The Launch of the Hungarian National Genome Programme has been Initiated at UP

2021

Nov

02

The almost 800 million HUF tender titled “Strengthening the capacity of the University of Pécs Genomics and Bioinformatics Core Facility” included the purchase and operation of a high-performance sequencing system and the connected bioinformatics equipment that was not available in the country before.

In the past few years, the University of Pécs Szentágothai Research Centre launched the creation of a genomics and bioinformatics centre and research infrastructure that provides most useful services and products for healthcare, agriculture, university education, research and industrial developments at maximum cost effectiveness.

One of the central elements of this project is establishing the necessary sequencing infrastructure.

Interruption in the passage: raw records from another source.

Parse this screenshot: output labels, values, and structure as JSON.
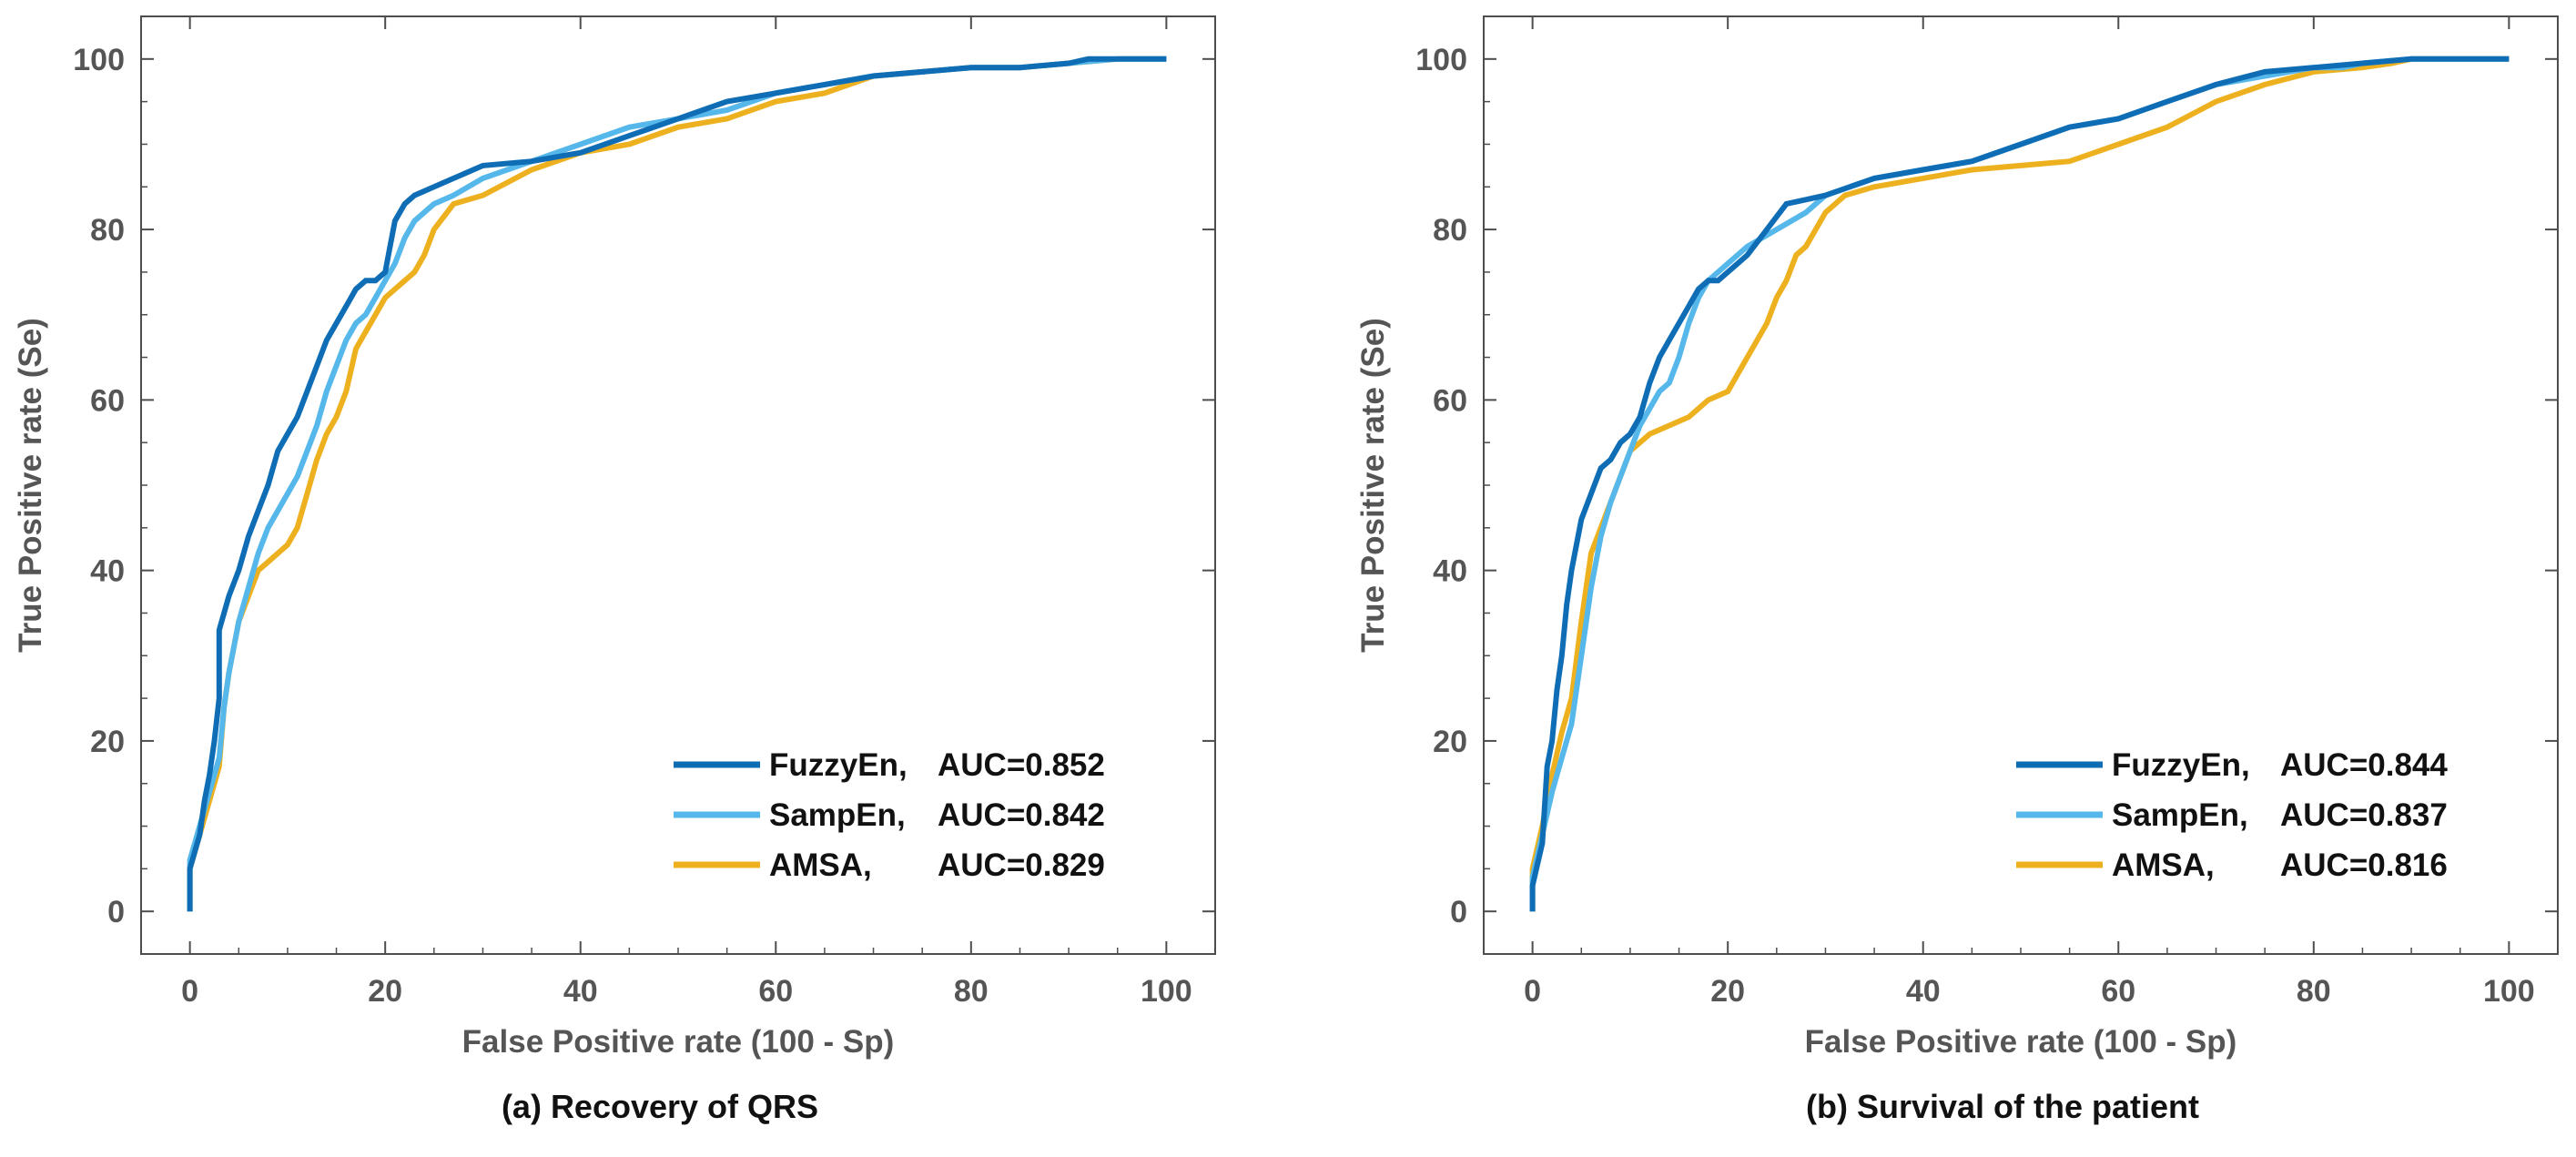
{
  "chart_data": [
    {
      "type": "line",
      "caption": "(a) Recovery of QRS",
      "xlabel": "False Positive rate (100 - Sp)",
      "ylabel": "True Positive rate (Se)",
      "xlim": [
        -5,
        105
      ],
      "ylim": [
        -5,
        105
      ],
      "xticks": [
        0,
        20,
        40,
        60,
        80,
        100
      ],
      "yticks": [
        0,
        20,
        40,
        60,
        80,
        100
      ],
      "grid": false,
      "legend_position": "bottom-right",
      "series": [
        {
          "name": "FuzzyEn",
          "auc": "AUC=0.852",
          "color": "#0f6db5",
          "x": [
            0,
            0,
            1,
            1.5,
            2,
            2.5,
            3,
            3,
            4,
            5,
            6,
            7,
            8,
            9,
            10,
            11,
            12,
            13,
            14,
            15,
            16,
            17,
            18,
            19,
            20,
            20.5,
            21,
            22,
            23,
            25,
            27,
            30,
            35,
            40,
            45,
            50,
            55,
            60,
            65,
            70,
            75,
            80,
            85,
            90,
            92,
            95,
            100
          ],
          "y": [
            0,
            5,
            9,
            13,
            16,
            20,
            25,
            33,
            37,
            40,
            44,
            47,
            50,
            54,
            56,
            58,
            61,
            64,
            67,
            69,
            71,
            73,
            74,
            74,
            75,
            78,
            81,
            83,
            84,
            85,
            86,
            87.5,
            88,
            89,
            91,
            93,
            95,
            96,
            97,
            98,
            98.5,
            99,
            99,
            99.5,
            100,
            100,
            100
          ]
        },
        {
          "name": "SampEn",
          "auc": "AUC=0.842",
          "color": "#55b7ea",
          "x": [
            0,
            0,
            1,
            2,
            3,
            3.5,
            4,
            5,
            6,
            7,
            8,
            9,
            10,
            11,
            12,
            13,
            14,
            15,
            16,
            17,
            18,
            19,
            20,
            21,
            22,
            23,
            25,
            27,
            30,
            35,
            40,
            45,
            50,
            55,
            60,
            65,
            70,
            75,
            80,
            85,
            90,
            95,
            100
          ],
          "y": [
            0,
            6,
            10,
            14,
            18,
            24,
            28,
            34,
            38,
            42,
            45,
            47,
            49,
            51,
            54,
            57,
            61,
            64,
            67,
            69,
            70,
            72,
            74,
            76,
            79,
            81,
            83,
            84,
            86,
            88,
            90,
            92,
            93,
            94,
            96,
            97,
            98,
            98.5,
            99,
            99,
            99.5,
            100,
            100
          ]
        },
        {
          "name": "AMSA",
          "auc": "AUC=0.829",
          "color": "#edb120",
          "x": [
            0,
            0,
            1,
            2,
            3,
            3.5,
            4,
            5,
            6,
            7,
            8,
            9,
            10,
            11,
            12,
            13,
            14,
            15,
            16,
            17,
            18,
            19,
            20,
            21,
            22,
            23,
            24,
            25,
            27,
            30,
            35,
            40,
            45,
            50,
            55,
            60,
            65,
            70,
            75,
            80,
            85,
            90,
            95,
            100
          ],
          "y": [
            0,
            5,
            9,
            13,
            17,
            24,
            28,
            34,
            37,
            40,
            41,
            42,
            43,
            45,
            49,
            53,
            56,
            58,
            61,
            66,
            68,
            70,
            72,
            73,
            74,
            75,
            77,
            80,
            83,
            84,
            87,
            89,
            90,
            92,
            93,
            95,
            96,
            98,
            98.5,
            99,
            99,
            99.5,
            100,
            100
          ]
        }
      ]
    },
    {
      "type": "line",
      "caption": "(b) Survival of the patient",
      "xlabel": "False Positive rate (100 - Sp)",
      "ylabel": "True Positive rate (Se)",
      "xlim": [
        -5,
        105
      ],
      "ylim": [
        -5,
        105
      ],
      "xticks": [
        0,
        20,
        40,
        60,
        80,
        100
      ],
      "yticks": [
        0,
        20,
        40,
        60,
        80,
        100
      ],
      "grid": false,
      "legend_position": "bottom-right",
      "series": [
        {
          "name": "FuzzyEn",
          "auc": "AUC=0.844",
          "color": "#0f6db5",
          "x": [
            0,
            0,
            1,
            1.5,
            2,
            2.5,
            3,
            3.5,
            4,
            4.5,
            5,
            6,
            7,
            8,
            9,
            10,
            11,
            12,
            13,
            14,
            15,
            16,
            17,
            18,
            19,
            20,
            22,
            24,
            26,
            28,
            30,
            35,
            40,
            45,
            50,
            55,
            60,
            65,
            70,
            75,
            80,
            85,
            90,
            95,
            100
          ],
          "y": [
            0,
            3,
            8,
            17,
            20,
            26,
            30,
            36,
            40,
            43,
            46,
            49,
            52,
            53,
            55,
            56,
            58,
            62,
            65,
            67,
            69,
            71,
            73,
            74,
            74,
            75,
            77,
            80,
            83,
            83.5,
            84,
            86,
            87,
            88,
            90,
            92,
            93,
            95,
            97,
            98.5,
            99,
            99.5,
            100,
            100,
            100
          ]
        },
        {
          "name": "SampEn",
          "auc": "AUC=0.837",
          "color": "#55b7ea",
          "x": [
            0,
            0,
            1,
            2,
            3,
            4,
            5,
            6,
            7,
            8,
            9,
            10,
            11,
            12,
            13,
            14,
            15,
            16,
            17,
            18,
            19,
            20,
            22,
            25,
            28,
            30,
            35,
            40,
            45,
            50,
            55,
            60,
            65,
            70,
            75,
            80,
            83,
            85,
            90,
            95,
            100
          ],
          "y": [
            0,
            4,
            9,
            14,
            18,
            22,
            30,
            38,
            44,
            48,
            51,
            54,
            57,
            59,
            61,
            62,
            65,
            69,
            72,
            74,
            75,
            76,
            78,
            80,
            82,
            84,
            86,
            87,
            88,
            90,
            92,
            93,
            95,
            97,
            98,
            99,
            99,
            99.5,
            100,
            100,
            100
          ]
        },
        {
          "name": "AMSA",
          "auc": "AUC=0.816",
          "color": "#edb120",
          "x": [
            0,
            0,
            1,
            2,
            3,
            4,
            5,
            6,
            7,
            8,
            9,
            10,
            12,
            14,
            16,
            18,
            20,
            21,
            22,
            23,
            24,
            25,
            26,
            27,
            28,
            29,
            30,
            32,
            35,
            40,
            45,
            50,
            55,
            60,
            65,
            70,
            75,
            80,
            85,
            88,
            90,
            95,
            100
          ],
          "y": [
            0,
            5,
            10,
            16,
            21,
            25,
            34,
            42,
            45,
            48,
            51,
            54,
            56,
            57,
            58,
            60,
            61,
            63,
            65,
            67,
            69,
            72,
            74,
            77,
            78,
            80,
            82,
            84,
            85,
            86,
            87,
            87.5,
            88,
            90,
            92,
            95,
            97,
            98.5,
            99,
            99.5,
            100,
            100,
            100
          ]
        }
      ]
    }
  ],
  "legend": {
    "line_label": "AUC"
  }
}
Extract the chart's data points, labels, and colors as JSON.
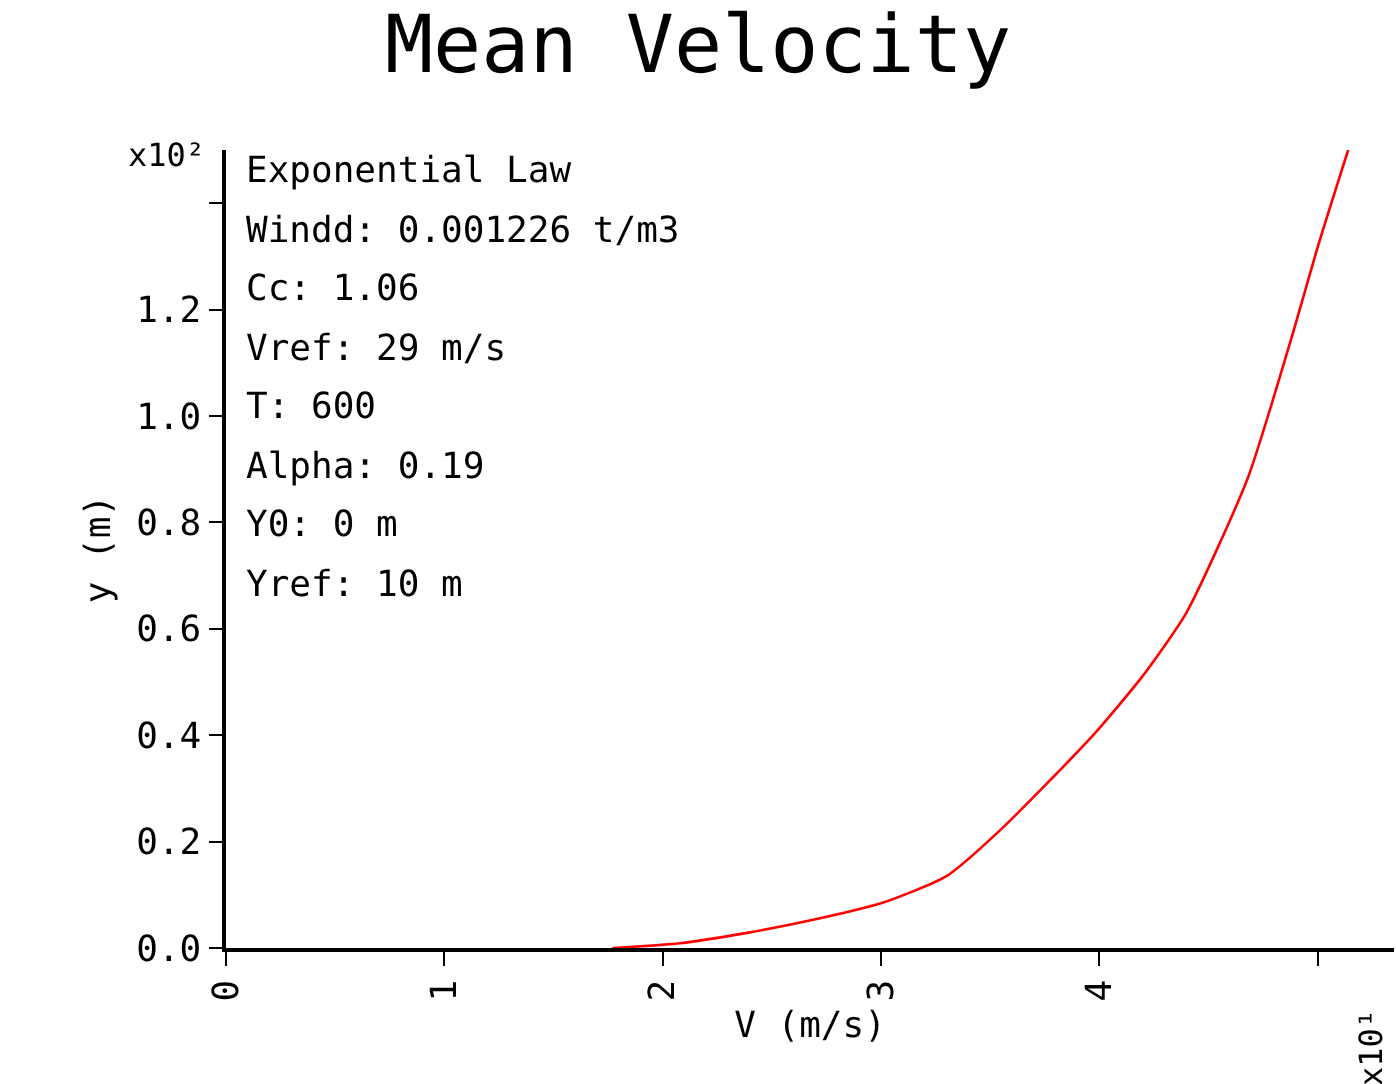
{
  "chart_data": {
    "type": "line",
    "title": "Mean Velocity",
    "xlabel": "V (m/s)",
    "ylabel": "y (m)",
    "annotations": [
      "x10²",
      "x10¹",
      "Exponential Law",
      "Windd: 0.001226 t/m3",
      "Cc: 1.06",
      "Vref: 29 m/s",
      "T: 600",
      "Alpha: 0.19",
      "Y0: 0 m",
      "Yref: 10 m"
    ],
    "series": [
      {
        "color": "#ff0000",
        "x": [
          1.77,
          2.08,
          2.38,
          2.69,
          3.0,
          3.3,
          3.55,
          3.97,
          4.2,
          4.4,
          4.68,
          4.89,
          5.0,
          5.14
        ],
        "values": [
          0,
          0.009,
          0.028,
          0.053,
          0.084,
          0.135,
          0.223,
          0.399,
          0.512,
          0.631,
          0.883,
          1.16,
          1.317,
          1.5
        ]
      }
    ],
    "xlim": [
      0,
      5.35
    ],
    "xticks": [
      0,
      1,
      2,
      3,
      4,
      {
        "value": 5,
        "label": null
      }
    ],
    "ylim": [
      0,
      1.5
    ],
    "yticks": [
      {
        "value": 0,
        "label": "0.0"
      },
      {
        "value": 0.2,
        "label": "0.2"
      },
      {
        "value": 0.4,
        "label": "0.4"
      },
      {
        "value": 0.6,
        "label": "0.6"
      },
      {
        "value": 0.8,
        "label": "0.8"
      },
      {
        "value": 1,
        "label": "1.0"
      },
      {
        "value": 1.2,
        "label": "1.2"
      },
      {
        "value": 1.4,
        "label": null
      }
    ],
    "grid": false,
    "marker": "none",
    "line_style": "solid"
  }
}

Thanks to the funding the project received, they were able to purchase the Illumina NovaSeq sequencing equipment, using it to establish a complex system that was only available in Vienna and Prague in Central Europe so far. Due to the developments of molecular biology and informatics in the past few years, national and international medical biology research has reached significant achievements, leading to the transformation of practical medicine. Research, diagnostics and targeted therapy treatments were based on genome foundations, mainly using new generation sequencing technologies. These genomics studies are connected to serious infrastructure, intellectual and economic conditions; therefore, they are only available in countries that have the necessary funds and are able to coordinate them properly.

The Szentágothai Research Centre has initiated the launch of the all-encompassing, synchronised and multidisciplinary Hungarian National Genome Programme

that would also serve national economic purposes. This programme is unique not only in Hungary, but also in the Eastern-Central European region as well, and has various advantages: both for the health of society, and for scientific development and economic stability. The goal is to determine the genetic characteristics of the Hungarian population, development of disease-specific genetic panels and promoting the identification of new pharmaceutical targets.